Mit 18 reiste Faschinger in die USA. "Das hat mich befreit und meine Weltsicht verändert", bekennt sie.

Kritikerlob für Debüt

Dem Schreiben hat sich Faschinger über das Übersetzen angenähert, "aber auch da hat mich geärgert, dass die Frauen, also mehr als 50 Prozent der Menschheit, in der Literatur so unterrepräsentiert sind, erzählt sie.

Seit mehr als 20 Jahren bereichert Lilian Faschinger nun die österreichische Literaturszene. Als Hedwig Moser, die Heldin ihres Debütromans "Die neue Scheherazade" 1986 auf der Suche nach alternativen Männern auszog, um sich von Christo verpacken, Tom Waits begleiten und Clint Eastwood vergewaltigen zu lassen, war das Lob der Kritik einhellig. Hier meldete sich eine Autorin zu Wort, die einen ganz eigenen Tonfall gefunden hatte, die das Tragische und das Komische bravourös vereinte und unabhängig von den literarischen Moden der Zeit schrieb.

Eine Frau in Auflösung

Mit allen Wassern der sprachkritischen Moderne und des Feminismus' gewaschen, konnte ihr trotzdem nichts die Lust, schon gar nicht die Fabulierlust verderben. "Lustspiel" heißt auch ihr zweiter Roman, in dem sie eine aus dem Leben gegriffene Dreiecksgeschichte verarbeitet.

"Da ging es mir darum, durch eine assoziative Schreibweise an Verdrängungen heranzukommen", erzählt Faschinger. "Da es sich um eine Frau handelt, die in Auflösung begriffen ist, habe ich das durch den Wechsel von der ersten zur dritten Person betont. Nachdem das Buch schon fertig war, wollte ich die assoziative Getriebenheit noch verstärken und habe die Zeichensetzung verändert. Die Punkte durch Beistriche ersetzt und umgekehrt. So wurde der Zusammenbruch der Frau durch das Schreiben beschleunigt."

Dieses Buch wurde als allzu offenherzige Autobiografie verkannt und kam weniger gut an. Faschinger lässt sich trotzdem nicht entmutigen, kündigt 1990 ihre Stelle an der Universität in Graz und beschließt, von nun an als freie Schriftstellerin zu leben.

Weltweiter Erfolg mit "Magdalena Sünderin"

In einem kleinen Zimmer am Montmartre beginnt sie ihren Roman "Magdalena Sünderin", die Lebensbeichte einer siebenfachen Männermörderin. Das Buch erscheint 1995 und ist ein literarischer Befreiungsschlag. "Magdalena Sünderin" wird in 17 Sprachen übersetzt, von den Tantiemen lebt Faschinger bescheiden, aber froh, keinem Brotberuf nachgehen zu müssen, bis heute.
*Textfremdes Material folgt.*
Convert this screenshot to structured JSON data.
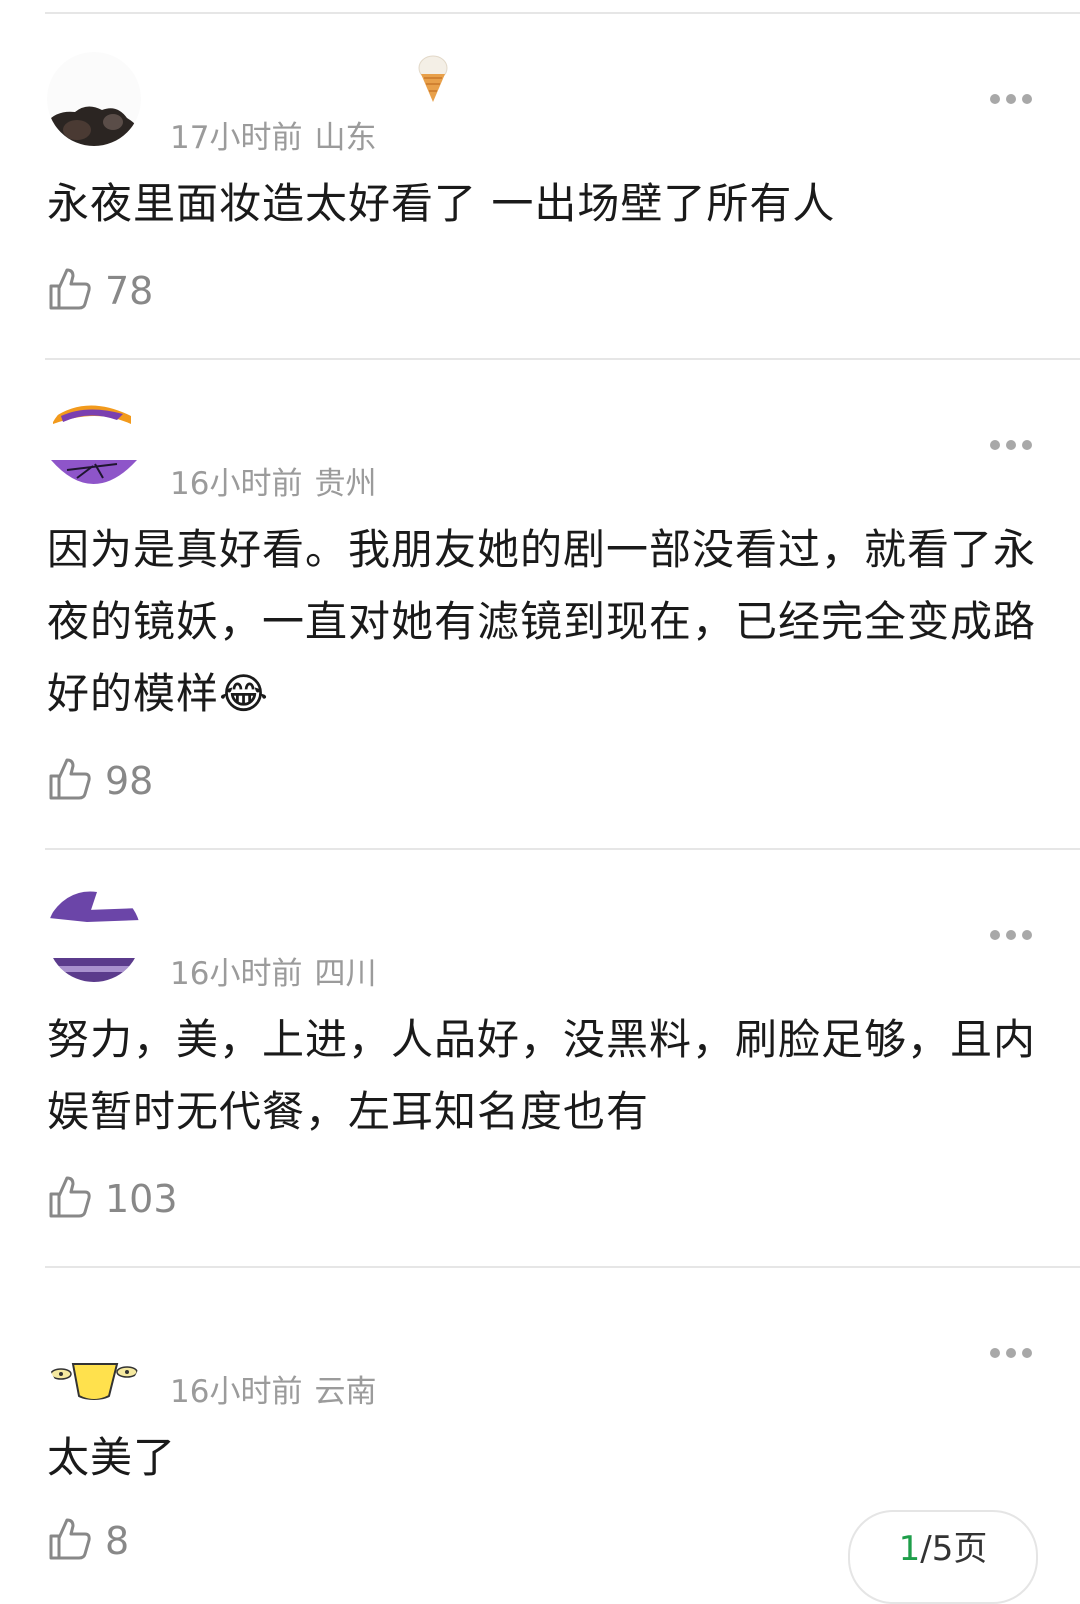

"Alle Frauen, die ich beschreibe, sind Grenzgängerinnen, die aus den Verhältnissen, in die sie durch den Katholizismus und das Patriarchat gezwungen werden, auszubrechen versuchen", so Faschinger. "Magdalena Leitner hat einen Priester entführt, gefesselt und geknebelt, um endlich einen Mann zu finden, der ihr zuhört. Ihr Vater, die Seelsorger, die Psychiater und nicht zuletzt die Männer, die sie ermordet hat, haben das nicht getan. Sie alle sind Repräsentanten einer Macht, die Menschen unter dem Vorwand, ihnen zu helfen, erst recht wieder unterdrücken."

Zurück nach Wien

Faschinger bleibt auch in ihren nächsten Büchern beim Thema. In ihrem ersten Stadtroman "Wiener Passion" widmet sie sich einem Dienstbotenschicksal. Wieder nach Österreich zurückgekehrt, schlägt sie in ihren Pariser Reminiszenzen "Paarweise" einen sanfteren Ton an, hier werden die fluktuierenden Beziehungen zwischen Menschen subtil ausgeleuchtet. Aber dann haben sie die heimischen Verhältnisse und die Stadt Wien, in die sie nach ihrer Rückkehr gezogen ist, fest im Griff. Für ihren aktuellen Roman, "Stadt der Verlierer", braucht sie fünf Jahre. Erstmals projiziert sie ihre Wut auf die Verhältnisse in einen Mann.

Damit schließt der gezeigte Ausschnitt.